All_IDs Index Threshold: 10,000

of Entries Currently in the Directory: 1.2 million

puzzledtux · ‎08-26-2009

Have you tried with lowering the vCPU's? Is that a requirement? I have heard that there may be a virtualization overhead causing performance degradation if the application is single threaded and the virtual machine is assigned multiple vCPU.

lockenkeyster · ‎08-26-2009

Yes, that was the first thing VMware support had us try. They have run the test on 1,2, and 4 vCPUs - and actually the results got worse with fewer vCPUs.

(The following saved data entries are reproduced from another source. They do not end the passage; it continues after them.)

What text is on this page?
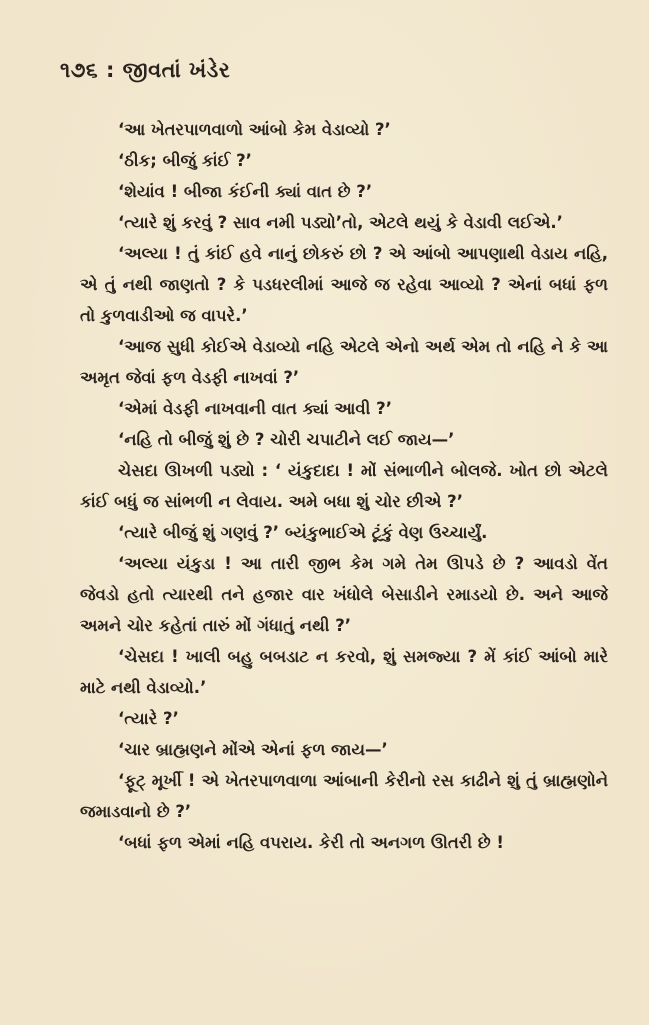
૧૭૬ : જીવતાં ખંડેર

‘આ ખેતરપાળવાળો આંબો કેમ વેડાવ્યો ?’

‘ઠીક; બીજું કાંઈ ?’

‘શેયાંવ ! બીજા કંઈની ક્યાં વાત છે ?’

‘ત્યારે શું કરવું ? સાવ નમી પડ્યો’તો, એટલે થયું કે વેડાવી લઈએ.’

‘અલ્યા ! તું કાંઈ હવે નાનું છોકરું છો ? એ આંબો આપણાથી વેડાય નહિ, એ તું નથી જાણતો ? કે પડધરલીમાં આજે જ રહેવા આવ્યો ? એનાં બધાં ફળ તો કુળવાડીઓ જ વાપરે.’

‘આજ સુધી કોઈએ વેડાવ્યો નહિ એટલે એનો અર્થ એમ તો નહિ ને કે આ અમૃત જેવાં ફળ વેડફી નાખવાં ?’

‘એમાં વેડફી નાખવાની વાત ક્યાં આવી ?’

‘નહિ તો બીજું શું છે ? ચોરી ચપાટીને લઈ જાય—’

ચેસદા ઊખળી પડ્યો : ‘ યંકુદાદા ! મોં સંભાળીને બોલજે. ખોત છો એટલે કાંઈ બધું જ સાંભળી ન લેવાય. અમે બધા શું ચોર છીએ ?’

‘ત્યારે બીજું શું ગણવું ?’ બ્યંકુભાઈએ ટૂંકું વેણ ઉચ્ચાર્યું.

‘અલ્યા યંકુડા ! આ તારી જીભ કેમ ગમે તેમ ઊપડે છે ? આવડો વેંત જેવડો હતો ત્યારથી તને હજાર વાર ખંધોલે બેસાડીને રમાડયો છે. અને આજે અમને ચોર કહેતાં તારું મોં ગંધાતું નથી ?’

‘ચેસદા ! ખાલી બહુ બબડાટ ન કરવો, શું સમજ્યા ? મેં કાંઈ આંબો મારે માટે નથી વેડાવ્યો.’

‘ત્યારે ?’

‘ચાર બ્રાહ્મણને મોંએ એનાં ફળ જાય—’

‘ફૂટ્‌ મૂર્ખી ! એ ખેતરપાળવાળા આંબાની કેરીનો રસ કાઢીને શું તું બ્રાહ્મણોને જમાડવાનો છે ?’

‘બધાં ફળ એમાં નહિ વપરાય. કેરી તો અનગળ ઊતરી છે !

javavaperware · ‎08-27-2009

Could it be the JVM heap or runtime settings such as is described here, it looks like you set the db cache size

...

For example, if you were importing 200K entries, you might specify 2 Gbytes for the JVM heap size, then allocate at least 1 Gbyte for the directory server runtime environment and the rest for the DB cache.